CONCEPT Cited by 1 source
Signal-handler fork inheritance¶
Definition¶
Signal-handler fork inheritance is the set of POSIX rules that
govern what happens to installed signal handlers when a process
calls fork(2). The rules are simple on paper:
- The child inherits the parent's signal dispositions (per-signal handler or SIG_IGN / SIG_DFL).
- The child inherits the parent's signal mask (blocked signals).
- The child starts with an empty set of pending signals.
In practice they create a confusing class of production bug: a signal handler you thought was installed for a worker process turns out to be installed for nobody who will actually receive the signal, or — worse — turns out to have been silently replaced.
Why it gets confusing¶
Three factors compound:
- Frameworks reset handlers post-fork. Gunicorn, uWSGI, Unicorn, Puma and most pre-fork servers explicitly reset some or all signals to defaults in the worker before invoking user hooks. A handler registered in the leader at import time is therefore inherited at fork, but may be overwritten microseconds later by the worker's own signal-init code. The POSIX inheritance guarantee is honoured; it just doesn't survive long enough to matter.
- Handlers close over leader-local state. Even if the handler survives into the worker, its closure may reference the leader's open files, sockets, or in-memory state — which either don't exist in the worker (distinct FDs after COW) or are shared-and-therefore-dangerous (sockets hand to both parent and child).
- The "no handler" case is terminate, not no-op. For most
signals (including
SIGUSR1/SIGUSR2), the default disposition isterminate. If your registration didn't make it into the worker, sending the signal kills the process. Failure is loud, but the cause — a registration gap — is quiet.
The footgun in Python pre-fork servers¶
gunicorn with preload_app = True imports the application in the
leader before fork. Any code that runs at import time — including
signal.signal(signal.SIGUSR2, handler) — runs in the leader:
- Without preload: the worker runs the import itself, so the handler is registered in the worker's own process table where the signal will be delivered. Works.
- With preload: the leader runs the import. The handler is
installed in the leader. The leader then forks.
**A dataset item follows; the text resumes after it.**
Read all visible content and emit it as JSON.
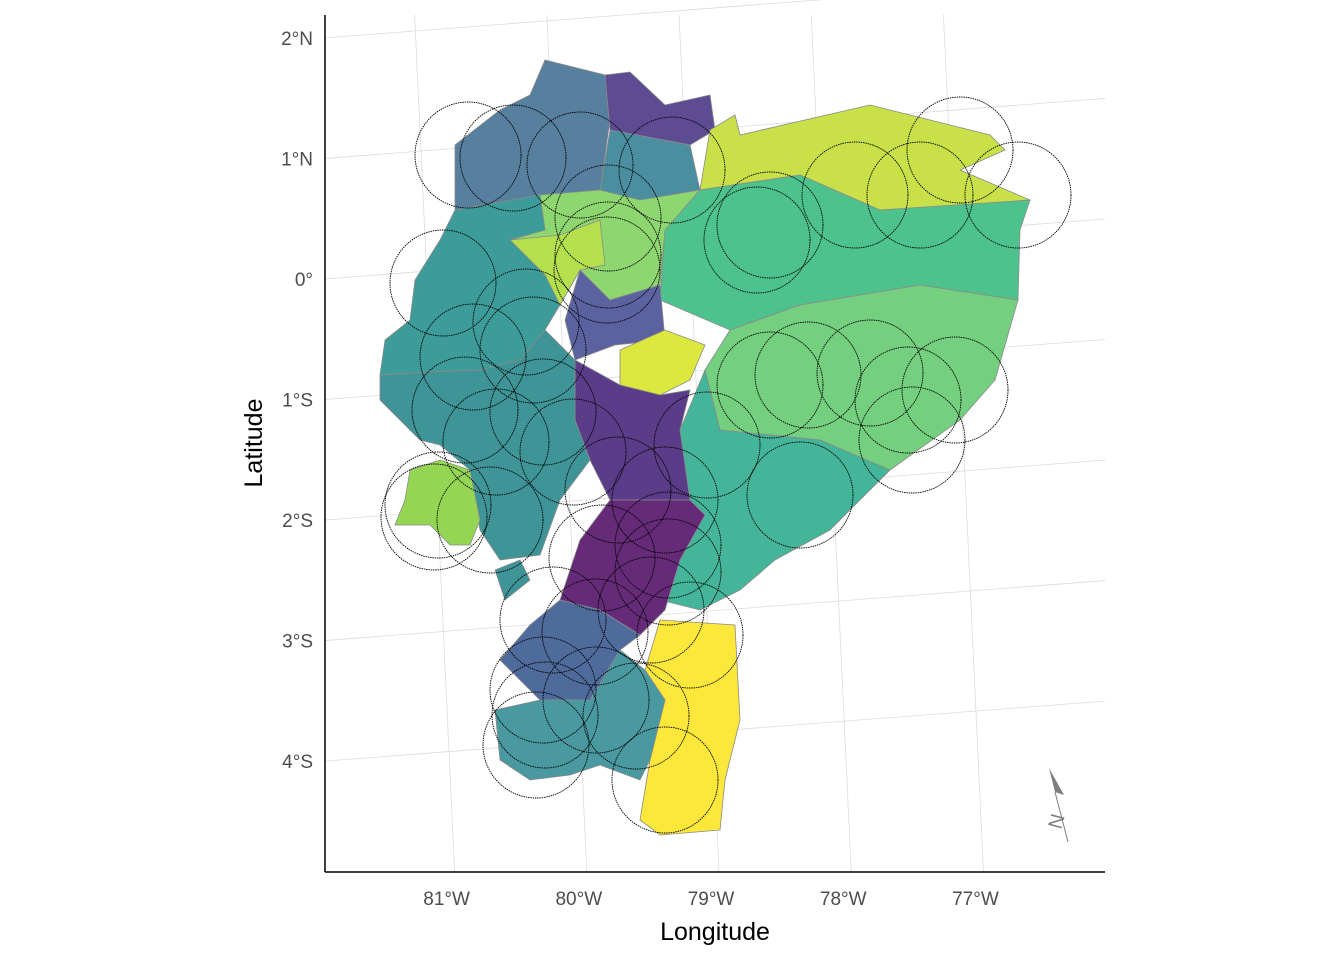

Whether the
worker actually ends up with the handler depends on whether
gunicorn's worker-init resets signal dispositions (it does, for
most signals, to ensure clean supervisor semantics). Net: the
worker ends up with
SIG_DFLforSIGUSR2, sokill -USR2 <worker-pid>terminates the worker.
Lyft hit this exactly:
"Since the app had preload=True, only the leader process was registering the USR2 signal to handle the tracing. The worker process did not register due to copy-on-write and that causes any
kill -USR2to actually kill the process!" (Source: sources/2025-12-15-lyft-from-python38-to-python310-memory-leak)
The mechanistic framing "did not register due to copy-on-write" is
slightly loose — POSIX does inherit handlers across fork, and COW
applies to memory pages, not to kernel-level signal dispositions.
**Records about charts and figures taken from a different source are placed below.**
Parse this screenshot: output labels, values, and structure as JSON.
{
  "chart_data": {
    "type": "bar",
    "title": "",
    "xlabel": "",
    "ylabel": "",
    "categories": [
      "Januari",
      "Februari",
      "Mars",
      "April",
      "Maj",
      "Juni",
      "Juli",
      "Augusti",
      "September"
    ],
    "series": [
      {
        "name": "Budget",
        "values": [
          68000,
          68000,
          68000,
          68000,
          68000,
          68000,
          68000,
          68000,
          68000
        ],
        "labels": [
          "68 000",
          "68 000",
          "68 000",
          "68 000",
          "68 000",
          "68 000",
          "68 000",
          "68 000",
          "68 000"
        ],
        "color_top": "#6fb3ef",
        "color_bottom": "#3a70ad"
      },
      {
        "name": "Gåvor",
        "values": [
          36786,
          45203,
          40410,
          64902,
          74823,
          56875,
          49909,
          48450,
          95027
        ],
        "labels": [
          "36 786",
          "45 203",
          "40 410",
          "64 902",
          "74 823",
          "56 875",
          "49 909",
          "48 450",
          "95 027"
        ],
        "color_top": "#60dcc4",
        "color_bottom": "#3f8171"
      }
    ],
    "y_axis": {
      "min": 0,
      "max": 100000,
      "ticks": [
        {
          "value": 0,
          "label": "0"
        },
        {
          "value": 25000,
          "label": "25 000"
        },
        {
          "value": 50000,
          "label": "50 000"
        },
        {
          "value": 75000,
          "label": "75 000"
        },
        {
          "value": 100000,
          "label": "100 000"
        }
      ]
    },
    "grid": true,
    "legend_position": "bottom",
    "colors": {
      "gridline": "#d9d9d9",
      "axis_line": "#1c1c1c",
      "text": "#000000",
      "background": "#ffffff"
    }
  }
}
The load-bearing actor is gunicorn's post-fork signal reset, not
COW itself. The operational lesson is identical either way (see
below). Flagged ⚠️ mechanism-framing on the source page; not
counted as a contradiction because the fix is the same.
The fix¶
Register signal handlers after fork, inside the worker, not at import time. Every major pre-fork server exposes a hook for this:
- gunicorn:
post_fork(server, worker)in the config module. - uWSGI:
@postforkdecorator. - Unicorn / Puma:
after_fork do |server, worker|block. - Any fork()-yourself server: between
os.fork()returning 0 and the worker's main loop.
Example (gunicorn config):
# gunicorn.conf.py
def post_fork(server, worker):
import signal
from mysvc.mem_profiler import MemoryProfiler
MemoryProfiler().register_handlers()
This runs in the worker, after gunicorn's own signal reset, so the handler is installed where the signal will actually be delivered.
Generalises beyond Python¶
The same pattern applies to:
- Ruby / Unicorn / Puma with large Rails applications (preload +
after_forkfor DB connection reset + signal handler installation). - Node.js
clustermode (master forks workers;process.on( 'SIGUSR2', ...)in the worker, not in a module imported pre- fork by the master). - Any C / Go daemon that prefers pre-fork to thread-per- connection, if it does pre-fork setup in the supervisor.
Anywhere the supervisor process initialises shared state before forking is a place this class of bug can live.
Related¶
- concepts/pre-fork-copy-on-write — the memory-sharing mechanism usually cited as the reason to preload in the first place; creates the temptation to do more at import time.
- systems/gunicorn — the canonical Python example.
- patterns/signal-triggered-heap-snapshot-diff — the heap-profiling pattern that exposes this footgun in production because it specifically targets workers by PID.
Seen in¶
- sources/2025-12-15-lyft-from-python38-to-python310-memory-leak
— Lyft's memory-profiler was installed at import time, hit the
gunicorn
preload=Truefootgun, and terminated the worker on the firstkill -USR2. "Several hours of debugging" to localise the cause topreload.